The Kerala playbook remains central to the growth narrative. AABL cited its ability to scale quickly in the state, highlighting a path to one million cases within four years and stating it is among the top three private players in Kerala in FY26 with 1.5 percent market share. The strategic step here is bringing bottling closer to the market. In April 2026, AABL acquired SDF Industries in Thrissur, Kerala, through an IBC resolution plan approved on April 16, 2026. The acquired unit has IMFL bottling capacity of 4.3 million cases per annum, includes an ENA distillery license, and sits on about 10 acres. The total acquisition cost was Rs 30.85 crore and the entity becomes a wholly owned subsidiary. The target is to commence operations by September 2026 after technology upgrades and renewal of permits.

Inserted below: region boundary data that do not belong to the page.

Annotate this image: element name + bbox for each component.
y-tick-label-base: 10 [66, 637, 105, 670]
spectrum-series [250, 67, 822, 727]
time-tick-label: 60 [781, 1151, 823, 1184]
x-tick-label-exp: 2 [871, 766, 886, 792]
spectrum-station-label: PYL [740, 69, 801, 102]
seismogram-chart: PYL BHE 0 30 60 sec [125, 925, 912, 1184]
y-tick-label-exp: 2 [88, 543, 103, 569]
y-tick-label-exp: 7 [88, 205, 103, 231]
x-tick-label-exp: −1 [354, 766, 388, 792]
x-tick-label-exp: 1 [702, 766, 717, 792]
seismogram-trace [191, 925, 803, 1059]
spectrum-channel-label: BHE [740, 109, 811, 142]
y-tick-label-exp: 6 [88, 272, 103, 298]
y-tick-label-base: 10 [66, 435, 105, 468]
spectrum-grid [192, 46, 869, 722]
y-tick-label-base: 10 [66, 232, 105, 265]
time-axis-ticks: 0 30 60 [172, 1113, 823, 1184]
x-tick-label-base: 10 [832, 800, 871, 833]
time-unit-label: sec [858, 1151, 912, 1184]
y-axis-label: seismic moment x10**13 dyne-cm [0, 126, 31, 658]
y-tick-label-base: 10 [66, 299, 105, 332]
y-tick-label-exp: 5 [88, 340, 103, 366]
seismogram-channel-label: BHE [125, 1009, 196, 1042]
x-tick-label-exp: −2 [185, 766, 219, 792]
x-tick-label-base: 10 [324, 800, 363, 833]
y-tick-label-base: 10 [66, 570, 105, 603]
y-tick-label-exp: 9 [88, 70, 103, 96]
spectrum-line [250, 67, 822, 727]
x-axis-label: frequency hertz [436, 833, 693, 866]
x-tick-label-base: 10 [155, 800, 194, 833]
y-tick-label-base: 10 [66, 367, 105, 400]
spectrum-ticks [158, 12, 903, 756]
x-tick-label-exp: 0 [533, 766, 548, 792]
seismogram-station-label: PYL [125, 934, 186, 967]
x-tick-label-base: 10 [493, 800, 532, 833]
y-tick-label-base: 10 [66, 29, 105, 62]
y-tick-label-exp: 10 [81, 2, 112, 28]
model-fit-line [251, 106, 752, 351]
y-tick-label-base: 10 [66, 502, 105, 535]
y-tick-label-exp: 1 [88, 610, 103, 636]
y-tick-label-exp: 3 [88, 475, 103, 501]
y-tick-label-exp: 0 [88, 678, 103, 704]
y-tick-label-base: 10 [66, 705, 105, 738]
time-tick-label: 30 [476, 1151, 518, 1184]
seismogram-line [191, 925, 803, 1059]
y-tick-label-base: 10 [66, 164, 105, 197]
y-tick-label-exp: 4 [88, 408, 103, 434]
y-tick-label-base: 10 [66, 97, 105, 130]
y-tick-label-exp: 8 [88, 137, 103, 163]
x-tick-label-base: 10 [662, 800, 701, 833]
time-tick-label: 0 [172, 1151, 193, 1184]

This acquisition fits a broader theme in the presentation: internal accrual funded expansion with a conservative balance sheet. FY26 cash flow from operating activities was Rs 518 million. Capex for FY26 was Rs 519 million, and FY27 capex is indicated at Rs 650 million. The presentation notes Rs 550 million already incurred for the malt plant and an additional Rs 150 million expected for casks in FY27. It also highlights planned capex of Rs 100 million for bottling automation and Rs 400 million linked to SDF Industries, including Rs 308.5 million acquisition cost.
What to watch: mix discipline and the ethanol cycle
AABL’s near term performance will likely be judged on three operating questions.
First, can proprietary IMFL keep scaling while holding margins. In Q4, proprietary IMFL delivered both volume growth and margin expansion, and management’s stated intent is to keep pushing prestige and above in new markets.
Second, can the company execute the Kerala integration without disruption. The September 2026 start target for SDF Industries is specific, and the value depends on operational consistency, permit renewals, and the planned technology upgrades.
Third, can ethanol normalise. Management described the current environment as oversupplied and linked improvement to policy changes and higher lifting by OMCs, plus supply to private players. Since ethanol is meaningful to the revenue mix in FY26, a recovery could support growth, but the company’s FY26 results also show it can expand margins even when ethanol is weak.
The overall theme of Q4 and FY26 is disciplined execution in an integrated model. Revenue volatility across segments did not translate into weaker profitability. Instead, AABL expanded margins through a combination of lower raw material costs, higher contribution from proprietary IMFL and IMIL, and strong ENA utilisation. For investors, the key takeaway is that the company is building a larger consumer facing engine while keeping balance sheet risk low, and it is using integration and capex to support that shift.